Une partie de l'armée se range derrière Ioannidis qui destitue Papadopoulos et instaure une deuxième dictature militaire. Persuadé de la protection américaine, Ioannidis provoque en juillet 1974 un coup d'état à Chypre pour renverser le président Makarios, accusé de sympathies communistes, et instaurer l'Union entre la Grèce et Chypre. Il provoque ainsi – à dessein ? – un débarquement militaire turc, l'autre puissance tutélaire de Chypre qui ne cachait pas ses appétits territoriaux aux dépens de la grande île souveraine. La partition et l'occupation de 40% de l'île laissent des milliers de morts et de disparus et plus de 300 000 réfugiés. Quelques jours après, le gouvernement des Colonels à Athènes livre le pouvoir aux politiques. Ils rappellent Constantin Caramanlis qui revient de son exil parisien dans l'avion de son ami Giscard d'Estaing. Il est chargé d'organiser le processus de réconciliation nationale et d'instaurer une démocratie parlementaire qui s'accomplira sept ans plus tard en 1981 avec l'élection du socialiste Andréas Papandréou.

Marie-Laure Coulmin Koutsaftis

Article paru dans la rubrique Idées de L'Humanité du 21/04/2017

Pour approfondir:

DELORME Olivier, La Grèce et les Balkans II, Folio-Histoire, Gallimard, 2013.

MANTHOULIS Robert, La dictature des Colonels grecs, YGrec Productions, documentaire, 55 minutes

https://youtu.be/KmcQQNmS7h8

En 1969, le poète, diplomate et Prix Nobel de Littérature Georges Séféris refuse le Prix National en dénonçant la dictature. Sa mort en 71 donne lieu à une immense manifestation populaire dans les rues d'Athènes. Son cercueil est suivi par la foule qui chante en chœur ses poèmes mis en musique par le grand Théodorakis, dont les œuvres sont interdites par la dictature. Les mobilisations internationales permettent la libération et l'expulsion de nombreux artistes et intellectuels, tandis que d'autres s'exilent à l'étranger, ainsi Patrikios, Tsarouchis. Depuis la guerre civile, la répression s'appuie sur un réseau de mouchards tandis qu'en province, la gendarmerie toute puissante surveille la "moralité" des familles. Exode rural ou émigration sont souvent la seule issue pour échapper à ces années de pierre.

Chypre est liée à la Grèce par l'histoire, la culture et la langue. À l'Indépendance, le retrait britannique laisse une constitution qui rend ingouvernables les deux communautés grecque et turque.
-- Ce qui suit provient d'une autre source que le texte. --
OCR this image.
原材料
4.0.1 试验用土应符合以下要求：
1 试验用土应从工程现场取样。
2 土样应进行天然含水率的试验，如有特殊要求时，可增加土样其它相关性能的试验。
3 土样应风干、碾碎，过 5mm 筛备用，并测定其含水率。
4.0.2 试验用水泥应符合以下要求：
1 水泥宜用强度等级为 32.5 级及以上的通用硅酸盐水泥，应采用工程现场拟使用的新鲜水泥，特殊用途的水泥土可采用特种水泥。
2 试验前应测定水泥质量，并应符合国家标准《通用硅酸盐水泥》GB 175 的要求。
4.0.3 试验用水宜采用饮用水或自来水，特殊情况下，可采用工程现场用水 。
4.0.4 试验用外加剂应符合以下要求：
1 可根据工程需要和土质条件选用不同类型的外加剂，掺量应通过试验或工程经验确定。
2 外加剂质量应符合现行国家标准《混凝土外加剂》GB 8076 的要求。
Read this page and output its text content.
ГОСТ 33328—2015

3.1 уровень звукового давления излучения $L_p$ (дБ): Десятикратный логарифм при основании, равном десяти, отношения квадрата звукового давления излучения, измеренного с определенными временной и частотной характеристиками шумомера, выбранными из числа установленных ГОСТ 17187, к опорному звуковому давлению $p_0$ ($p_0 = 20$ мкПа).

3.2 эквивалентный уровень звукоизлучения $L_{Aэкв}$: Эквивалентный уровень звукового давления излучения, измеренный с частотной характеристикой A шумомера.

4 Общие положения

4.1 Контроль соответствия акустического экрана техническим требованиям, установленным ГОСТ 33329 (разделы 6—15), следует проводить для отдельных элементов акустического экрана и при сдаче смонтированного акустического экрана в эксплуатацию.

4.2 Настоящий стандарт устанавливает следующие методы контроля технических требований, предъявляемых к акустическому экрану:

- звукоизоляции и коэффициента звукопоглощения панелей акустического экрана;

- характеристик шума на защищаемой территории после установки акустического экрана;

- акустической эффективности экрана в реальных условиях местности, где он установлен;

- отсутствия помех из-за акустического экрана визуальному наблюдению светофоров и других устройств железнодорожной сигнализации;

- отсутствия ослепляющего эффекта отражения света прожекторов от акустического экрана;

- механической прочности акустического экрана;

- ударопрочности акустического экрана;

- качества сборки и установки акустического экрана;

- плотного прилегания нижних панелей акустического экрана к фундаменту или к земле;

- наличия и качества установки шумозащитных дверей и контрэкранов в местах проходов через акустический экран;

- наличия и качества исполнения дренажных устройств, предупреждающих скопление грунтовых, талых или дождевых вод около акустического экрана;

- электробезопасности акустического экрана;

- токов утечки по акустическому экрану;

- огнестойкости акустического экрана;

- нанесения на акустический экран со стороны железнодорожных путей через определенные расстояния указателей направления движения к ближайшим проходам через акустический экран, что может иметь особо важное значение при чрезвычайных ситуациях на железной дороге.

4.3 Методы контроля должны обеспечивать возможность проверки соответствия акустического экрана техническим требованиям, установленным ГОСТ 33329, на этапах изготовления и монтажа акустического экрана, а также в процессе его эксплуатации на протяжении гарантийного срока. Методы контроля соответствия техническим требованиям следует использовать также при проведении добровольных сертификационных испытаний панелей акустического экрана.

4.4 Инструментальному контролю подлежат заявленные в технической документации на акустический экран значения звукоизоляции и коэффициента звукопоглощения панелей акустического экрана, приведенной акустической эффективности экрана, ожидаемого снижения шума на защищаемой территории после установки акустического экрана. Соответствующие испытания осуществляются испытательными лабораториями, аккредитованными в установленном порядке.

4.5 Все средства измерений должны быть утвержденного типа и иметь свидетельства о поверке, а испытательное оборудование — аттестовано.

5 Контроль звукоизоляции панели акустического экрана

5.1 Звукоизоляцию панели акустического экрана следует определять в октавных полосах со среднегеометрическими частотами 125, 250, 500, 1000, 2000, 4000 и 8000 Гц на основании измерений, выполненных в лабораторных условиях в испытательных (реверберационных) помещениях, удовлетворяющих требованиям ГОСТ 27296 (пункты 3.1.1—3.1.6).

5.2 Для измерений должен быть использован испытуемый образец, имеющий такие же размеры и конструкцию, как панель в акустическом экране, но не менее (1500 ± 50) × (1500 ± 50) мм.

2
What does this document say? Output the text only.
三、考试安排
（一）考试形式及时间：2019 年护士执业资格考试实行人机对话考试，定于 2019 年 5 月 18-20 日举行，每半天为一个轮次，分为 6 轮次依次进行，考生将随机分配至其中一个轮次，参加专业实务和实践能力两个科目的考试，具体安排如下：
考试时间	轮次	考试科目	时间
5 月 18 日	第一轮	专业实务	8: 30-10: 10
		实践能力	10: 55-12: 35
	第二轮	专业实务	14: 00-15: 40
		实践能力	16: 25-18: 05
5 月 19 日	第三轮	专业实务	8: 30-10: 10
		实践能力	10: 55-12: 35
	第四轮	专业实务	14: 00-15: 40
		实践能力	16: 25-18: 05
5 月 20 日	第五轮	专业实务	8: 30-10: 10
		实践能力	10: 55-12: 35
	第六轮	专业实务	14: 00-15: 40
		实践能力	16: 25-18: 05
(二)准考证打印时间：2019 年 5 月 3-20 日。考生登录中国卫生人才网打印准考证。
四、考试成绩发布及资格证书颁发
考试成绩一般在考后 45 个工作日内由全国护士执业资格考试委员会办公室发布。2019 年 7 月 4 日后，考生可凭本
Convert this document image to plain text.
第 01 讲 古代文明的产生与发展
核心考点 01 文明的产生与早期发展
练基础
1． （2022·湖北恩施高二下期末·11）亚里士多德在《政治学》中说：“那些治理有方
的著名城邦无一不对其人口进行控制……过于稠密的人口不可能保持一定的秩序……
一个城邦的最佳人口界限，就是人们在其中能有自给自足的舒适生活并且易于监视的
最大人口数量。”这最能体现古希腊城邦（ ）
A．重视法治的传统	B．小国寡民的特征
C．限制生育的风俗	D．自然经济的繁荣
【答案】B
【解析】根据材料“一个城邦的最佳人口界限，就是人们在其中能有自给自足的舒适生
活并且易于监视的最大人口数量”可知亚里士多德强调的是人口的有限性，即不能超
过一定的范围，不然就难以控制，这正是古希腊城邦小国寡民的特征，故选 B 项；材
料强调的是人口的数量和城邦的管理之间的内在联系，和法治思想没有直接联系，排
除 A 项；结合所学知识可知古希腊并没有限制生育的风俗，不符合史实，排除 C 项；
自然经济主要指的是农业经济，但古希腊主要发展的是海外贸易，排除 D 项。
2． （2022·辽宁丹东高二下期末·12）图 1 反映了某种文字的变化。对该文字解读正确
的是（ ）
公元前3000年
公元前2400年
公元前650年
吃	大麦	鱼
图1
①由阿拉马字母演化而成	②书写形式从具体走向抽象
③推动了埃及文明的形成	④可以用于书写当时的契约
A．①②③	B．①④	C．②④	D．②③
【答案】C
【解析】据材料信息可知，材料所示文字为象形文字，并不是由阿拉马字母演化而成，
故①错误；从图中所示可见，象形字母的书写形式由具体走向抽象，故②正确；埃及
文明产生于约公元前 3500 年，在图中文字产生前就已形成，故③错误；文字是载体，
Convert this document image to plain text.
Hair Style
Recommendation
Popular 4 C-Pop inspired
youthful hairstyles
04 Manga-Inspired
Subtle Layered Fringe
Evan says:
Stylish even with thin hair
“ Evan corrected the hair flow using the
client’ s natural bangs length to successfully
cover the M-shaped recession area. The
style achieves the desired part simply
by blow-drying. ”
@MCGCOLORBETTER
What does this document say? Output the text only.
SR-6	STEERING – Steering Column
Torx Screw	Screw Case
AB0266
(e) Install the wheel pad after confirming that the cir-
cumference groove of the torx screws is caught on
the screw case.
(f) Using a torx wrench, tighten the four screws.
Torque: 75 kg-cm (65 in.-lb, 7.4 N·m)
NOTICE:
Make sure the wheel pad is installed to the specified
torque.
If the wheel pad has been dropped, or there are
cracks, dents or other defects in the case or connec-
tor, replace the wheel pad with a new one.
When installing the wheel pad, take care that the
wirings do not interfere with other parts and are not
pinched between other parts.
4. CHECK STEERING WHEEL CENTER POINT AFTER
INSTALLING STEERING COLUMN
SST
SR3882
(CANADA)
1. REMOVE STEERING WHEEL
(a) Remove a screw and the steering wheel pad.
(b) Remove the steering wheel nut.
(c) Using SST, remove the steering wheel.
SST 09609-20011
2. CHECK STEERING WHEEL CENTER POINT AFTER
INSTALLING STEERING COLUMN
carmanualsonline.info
Des affrontements ethniques violents éclatent dès 1963, sous les yeux des puissances tutélaires, Royaume-Uni, Grèce et Turquie. Porte-avion près du Moyen-Orient, l'île est déjà morcelée par des bases militaires anglaises. L'archevêque Makarios, premier chef de l'état élu, range Chypre parmi les Non-alignés. La Turquie menace alors l'île d'une invasion soutenue par le président américain Johnson, qui veut une base pour l'OTAN. Or en 64, "le Vieux" Papandréou a refusé de céder une île grecque à la Turquie en échange de l'union avec Chypre. "Si vous ne changez pas d'avis, c'est vous que nous allons changer" lui fait dire Johnson. C'est dans ce contexte qu'a lieu le coup d'état des colonels.

[1] Lire Printemps perdu, Stratis Tsirkas, Éd. du Seuil (1982).